The team examined dementia progression over a period of 2 years in a cohort of 110 Alzheimer’s patients who were seen at the Baylor College of Medicine Alzheimer’s Disease and Memory Disorders Center in Houston. Of these, half were slow progressers and the other half, rapid progressers.
The group was assessed by baseline and 2-year scores on 14 neuropsychological tests, including some of the most widely used: Mini-Mental State Examination, Clinical Dementia Rating scale (CDR), Alzheimer ’s Disease Assessment Scale–Cognitive subscale, and the Instrumental Activities of Daily Living (IADL). Other tests measured overall intelligence, memory and verbal fluency, executive function, and physical function.
At baseline, fast progression was significantly associated with younger age (72 vs. 77 years). Sex, ADAS-cog and MMSE scores, and apolipoprotein E epsilon 4 genetic status were not different between the groups. Functional status as measured by IADL was similar. The baseline CDR, however, was significantly different, with 48% of the slow progressers being at 0.5, compared with 24% of the rapid progressers.

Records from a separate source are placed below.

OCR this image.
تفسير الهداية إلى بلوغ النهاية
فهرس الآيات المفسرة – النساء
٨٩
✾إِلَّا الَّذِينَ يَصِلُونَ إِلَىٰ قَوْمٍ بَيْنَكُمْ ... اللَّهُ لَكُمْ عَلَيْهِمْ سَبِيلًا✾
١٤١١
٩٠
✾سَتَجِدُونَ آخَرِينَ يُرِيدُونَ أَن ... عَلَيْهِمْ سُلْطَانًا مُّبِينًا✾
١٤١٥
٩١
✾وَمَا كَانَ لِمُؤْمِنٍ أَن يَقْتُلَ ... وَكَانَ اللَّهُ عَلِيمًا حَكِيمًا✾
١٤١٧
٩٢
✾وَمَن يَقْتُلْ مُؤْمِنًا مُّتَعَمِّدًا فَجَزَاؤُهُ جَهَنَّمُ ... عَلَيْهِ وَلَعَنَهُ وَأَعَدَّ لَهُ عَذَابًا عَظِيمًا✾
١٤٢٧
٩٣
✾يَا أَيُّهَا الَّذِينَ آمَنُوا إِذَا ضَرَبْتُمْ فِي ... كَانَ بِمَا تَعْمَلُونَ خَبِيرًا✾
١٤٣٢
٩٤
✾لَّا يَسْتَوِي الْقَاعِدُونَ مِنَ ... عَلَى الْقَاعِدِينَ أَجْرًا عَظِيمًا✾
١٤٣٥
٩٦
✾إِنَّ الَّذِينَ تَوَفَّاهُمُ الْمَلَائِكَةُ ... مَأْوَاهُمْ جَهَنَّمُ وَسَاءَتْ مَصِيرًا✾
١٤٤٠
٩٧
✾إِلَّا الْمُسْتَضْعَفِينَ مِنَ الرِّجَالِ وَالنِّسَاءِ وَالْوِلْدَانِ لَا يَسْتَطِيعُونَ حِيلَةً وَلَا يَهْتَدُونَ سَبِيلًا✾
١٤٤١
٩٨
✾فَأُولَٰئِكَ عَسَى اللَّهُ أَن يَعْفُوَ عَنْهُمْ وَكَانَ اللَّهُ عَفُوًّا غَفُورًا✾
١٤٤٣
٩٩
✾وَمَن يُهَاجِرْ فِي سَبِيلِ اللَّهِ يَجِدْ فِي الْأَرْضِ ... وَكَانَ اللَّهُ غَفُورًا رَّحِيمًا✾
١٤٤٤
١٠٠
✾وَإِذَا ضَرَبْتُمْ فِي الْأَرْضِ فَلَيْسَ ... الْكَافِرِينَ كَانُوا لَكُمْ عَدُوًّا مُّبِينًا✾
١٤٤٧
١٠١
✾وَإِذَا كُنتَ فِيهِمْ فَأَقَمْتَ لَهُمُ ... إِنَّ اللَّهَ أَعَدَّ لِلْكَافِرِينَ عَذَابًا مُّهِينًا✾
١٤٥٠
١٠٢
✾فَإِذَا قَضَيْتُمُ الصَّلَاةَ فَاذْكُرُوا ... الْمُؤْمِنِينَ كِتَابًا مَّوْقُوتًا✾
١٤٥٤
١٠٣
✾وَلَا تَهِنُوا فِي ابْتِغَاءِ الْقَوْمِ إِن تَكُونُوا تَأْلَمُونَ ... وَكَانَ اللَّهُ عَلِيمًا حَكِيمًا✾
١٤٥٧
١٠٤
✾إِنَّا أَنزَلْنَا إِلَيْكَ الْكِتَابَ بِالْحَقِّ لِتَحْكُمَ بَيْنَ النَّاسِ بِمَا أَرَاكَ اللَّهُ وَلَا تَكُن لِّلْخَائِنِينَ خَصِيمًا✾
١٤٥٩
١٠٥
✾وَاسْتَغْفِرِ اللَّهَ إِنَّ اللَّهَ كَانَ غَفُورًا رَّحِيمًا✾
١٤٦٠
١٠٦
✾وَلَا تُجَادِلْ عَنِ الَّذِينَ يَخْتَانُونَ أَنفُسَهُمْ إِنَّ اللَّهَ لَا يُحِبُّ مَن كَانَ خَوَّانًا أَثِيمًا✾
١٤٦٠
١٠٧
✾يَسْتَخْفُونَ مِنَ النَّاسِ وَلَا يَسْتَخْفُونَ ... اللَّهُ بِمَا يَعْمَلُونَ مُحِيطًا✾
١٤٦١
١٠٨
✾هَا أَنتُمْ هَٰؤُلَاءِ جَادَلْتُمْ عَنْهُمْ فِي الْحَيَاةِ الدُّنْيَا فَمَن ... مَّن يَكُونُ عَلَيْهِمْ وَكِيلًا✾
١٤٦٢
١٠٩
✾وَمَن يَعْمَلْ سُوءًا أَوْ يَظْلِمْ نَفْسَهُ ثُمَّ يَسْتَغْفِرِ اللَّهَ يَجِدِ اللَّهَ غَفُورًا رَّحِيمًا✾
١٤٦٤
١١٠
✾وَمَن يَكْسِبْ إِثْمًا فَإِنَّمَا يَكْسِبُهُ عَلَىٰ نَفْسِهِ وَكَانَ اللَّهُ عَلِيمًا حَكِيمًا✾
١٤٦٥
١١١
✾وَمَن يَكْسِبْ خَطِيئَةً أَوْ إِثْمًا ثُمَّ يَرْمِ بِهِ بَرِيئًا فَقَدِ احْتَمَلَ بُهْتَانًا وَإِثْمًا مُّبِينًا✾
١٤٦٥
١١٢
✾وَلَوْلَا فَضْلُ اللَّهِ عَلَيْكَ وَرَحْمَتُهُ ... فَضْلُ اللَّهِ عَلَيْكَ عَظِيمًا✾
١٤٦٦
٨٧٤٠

The finding of no difference between the groups on baseline performance on the ADAS-cog or MMSE “indicates that these global measures are not as useful for predicting rate of decline as are more specific measures of neuropsychological functioning.”

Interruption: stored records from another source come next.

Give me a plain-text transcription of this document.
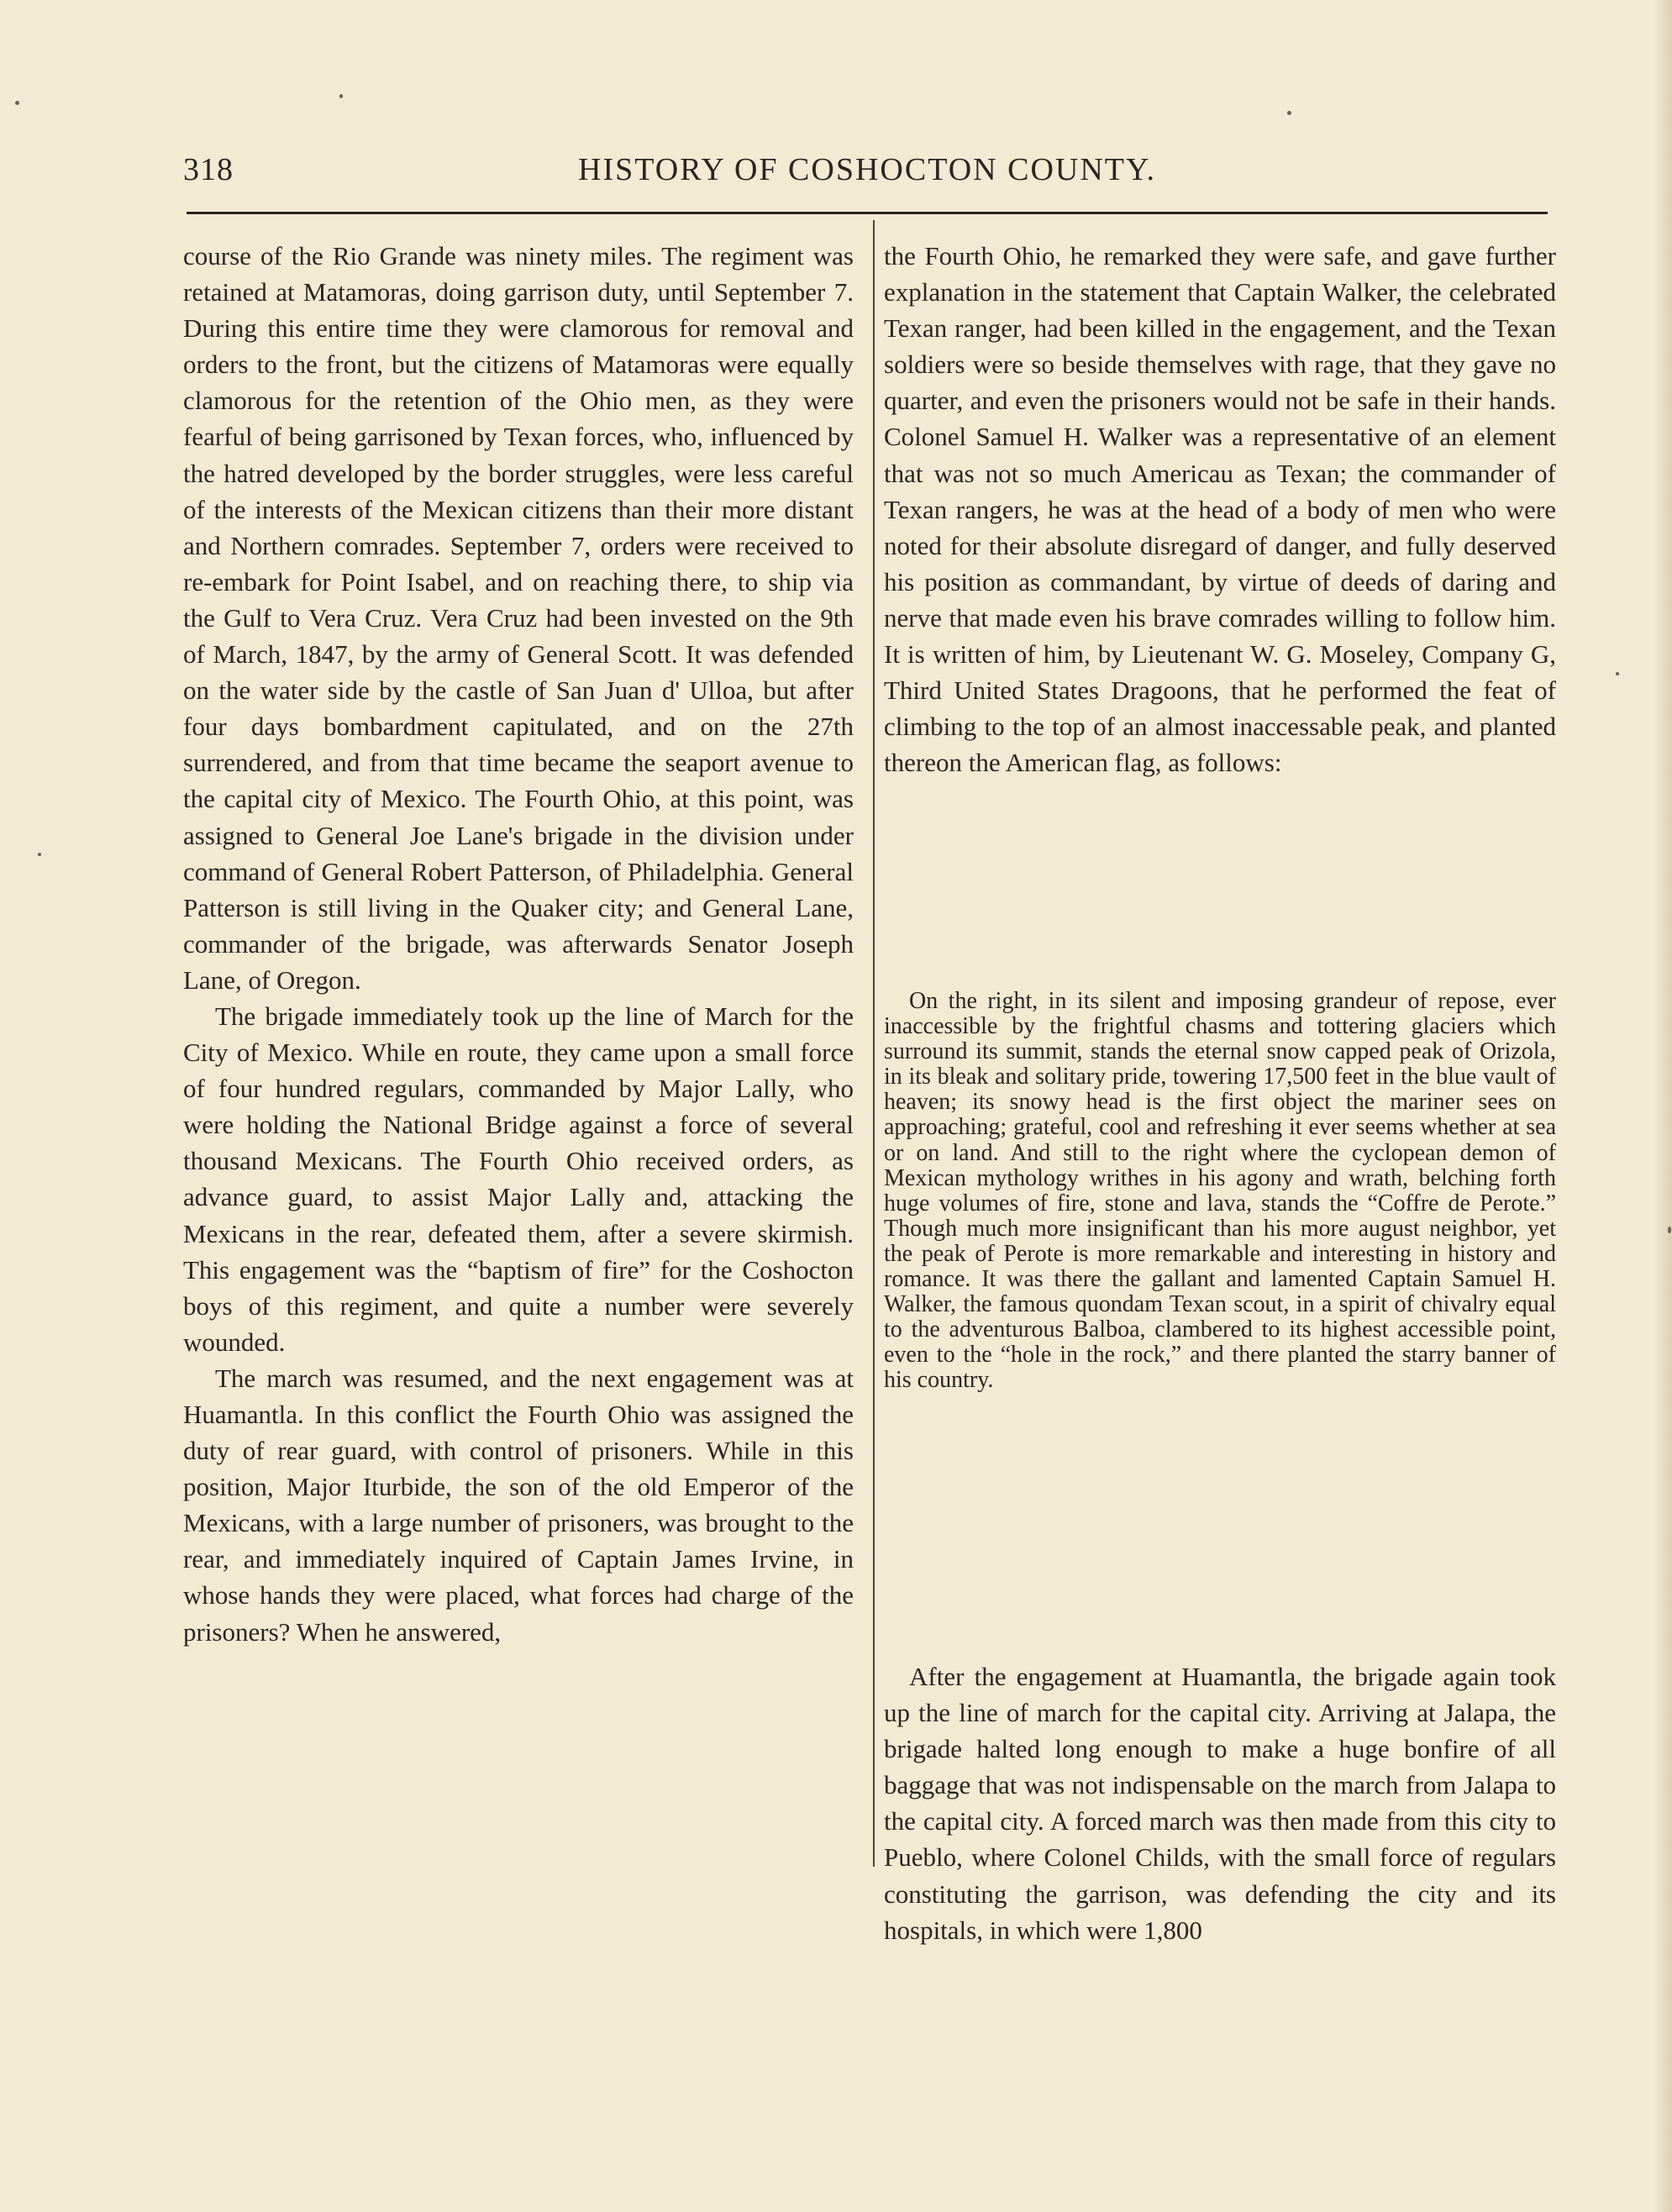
318	HISTORY OF COSHOCTON COUNTY.

course of the Rio Grande was ninety miles. The regiment was retained at Matamoras, doing garrison duty, until September 7. During this entire time they were clamorous for removal and orders to the front, but the citizens of Matamoras were equally clamorous for the retention of the Ohio men, as they were fearful of being garrisoned by Texan forces, who, influenced by the hatred developed by the border struggles, were less careful of the interests of the Mexican citizens than their more distant and Northern comrades. September 7, orders were received to re-embark for Point Isabel, and on reaching there, to ship via the Gulf to Vera Cruz. Vera Cruz had been invested on the 9th of March, 1847, by the army of General Scott. It was defended on the water side by the castle of San Juan d' Ulloa, but after four days bombardment capitulated, and on the 27th surrendered, and from that time became the seaport avenue to the capital city of Mexico. The Fourth Ohio, at this point, was assigned to General Joe Lane's brigade in the division under command of General Robert Patterson, of Philadelphia. General Patterson is still living in the Quaker city; and General Lane, commander of the brigade, was afterwards Senator Joseph Lane, of Oregon.

The brigade immediately took up the line of March for the City of Mexico. While en route, they came upon a small force of four hundred regulars, commanded by Major Lally, who were holding the National Bridge against a force of several thousand Mexicans. The Fourth Ohio received orders, as advance guard, to assist Major Lally and, attacking the Mexicans in the rear, defeated them, after a severe skirmish. This engagement was the “baptism of fire” for the Coshocton boys of this regiment, and quite a number were severely wounded.

The march was resumed, and the next engagement was at Huamantla. In this conflict the Fourth Ohio was assigned the duty of rear guard, with control of prisoners. While in this position, Major Iturbide, the son of the old Emperor of the Mexicans, with a large number of prisoners, was brought to the rear, and immediately inquired of Captain James Irvine, in whose hands they were placed, what forces had charge of the prisoners? When he answered,

the Fourth Ohio, he remarked they were safe, and gave further explanation in the statement that Captain Walker, the celebrated Texan ranger, had been killed in the engagement, and the Texan soldiers were so beside themselves with rage, that they gave no quarter, and even the prisoners would not be safe in their hands. Colonel Samuel H. Walker was a representative of an element that was not so much Americau as Texan; the commander of Texan rangers, he was at the head of a body of men who were noted for their absolute disregard of danger, and fully deserved his position as commandant, by virtue of deeds of daring and nerve that made even his brave comrades willing to follow him. It is written of him, by Lieutenant W. G. Moseley, Company G, Third United States Dragoons, that he performed the feat of climbing to the top of an almost inaccessable peak, and planted thereon the American flag, as follows:

On the right, in its silent and imposing grandeur of repose, ever inaccessible by the frightful chasms and tottering glaciers which surround its summit, stands the eternal snow capped peak of Orizola, in its bleak and solitary pride, towering 17,500 feet in the blue vault of heaven; its snowy head is the first object the mariner sees on approaching; grateful, cool and refreshing it ever seems whether at sea or on land. And still to the right where the cyclopean demon of Mexican mythology writhes in his agony and wrath, belching forth huge volumes of fire, stone and lava, stands the “Coffre de Perote.” Though much more insignificant than his more august neighbor, yet the peak of Perote is more remarkable and interesting in history and romance. It was there the gallant and lamented Captain Samuel H. Walker, the famous quondam Texan scout, in a spirit of chivalry equal to the adventurous Balboa, clambered to its highest accessible point, even to the “hole in the rock,” and there planted the starry banner of his country.

After the engagement at Huamantla, the brigade again took up the line of march for the capital city. Arriving at Jalapa, the brigade halted long enough to make a huge bonfire of all baggage that was not indispensable on the march from Jalapa to the capital city. A forced march was then made from this city to Pueblo, where Colonel Childs, with the small force of regulars constituting the garrison, was defending the city and its hospitals, in which were 1,800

Many of the more specific tests did accurately differentiate the groups. The rapid progressers had significantly poorer scores on the Logical Memory, Verbal Series Attention Test, Controlled Oral Word Association Test verbal fluency, and block design in the Wechsler Adult Intelligence Scale.
There were also persistent significant differences for the Boston Naming Test and Rey-Osterrieth Complex.
The investigators suggested that future research examine the predictive value of performance in tests that measure higher-order thinking skills “to determine whether the differences in the rate of progression observed in the current study occur throughout the course of the disease.”
They received no outside funding for the study and did not have any financial disclosures.
On Twitter @Alz_Gal
FROM AJADD
Key clinical point: Detailed neuropsychological tests predicted Alzheimer’s progression rates better than global measures.
Major finding: Patients who had the worst baseline scores on tests of higher-order thinking skills declined significantly faster than those with better scores; global measures did not differentiate the groups.
Data source: A study of110 patients with Alzheimer’s who were followed for 2 years.
Disclosures: The authors received no outside funding and did not have any financial disclosures.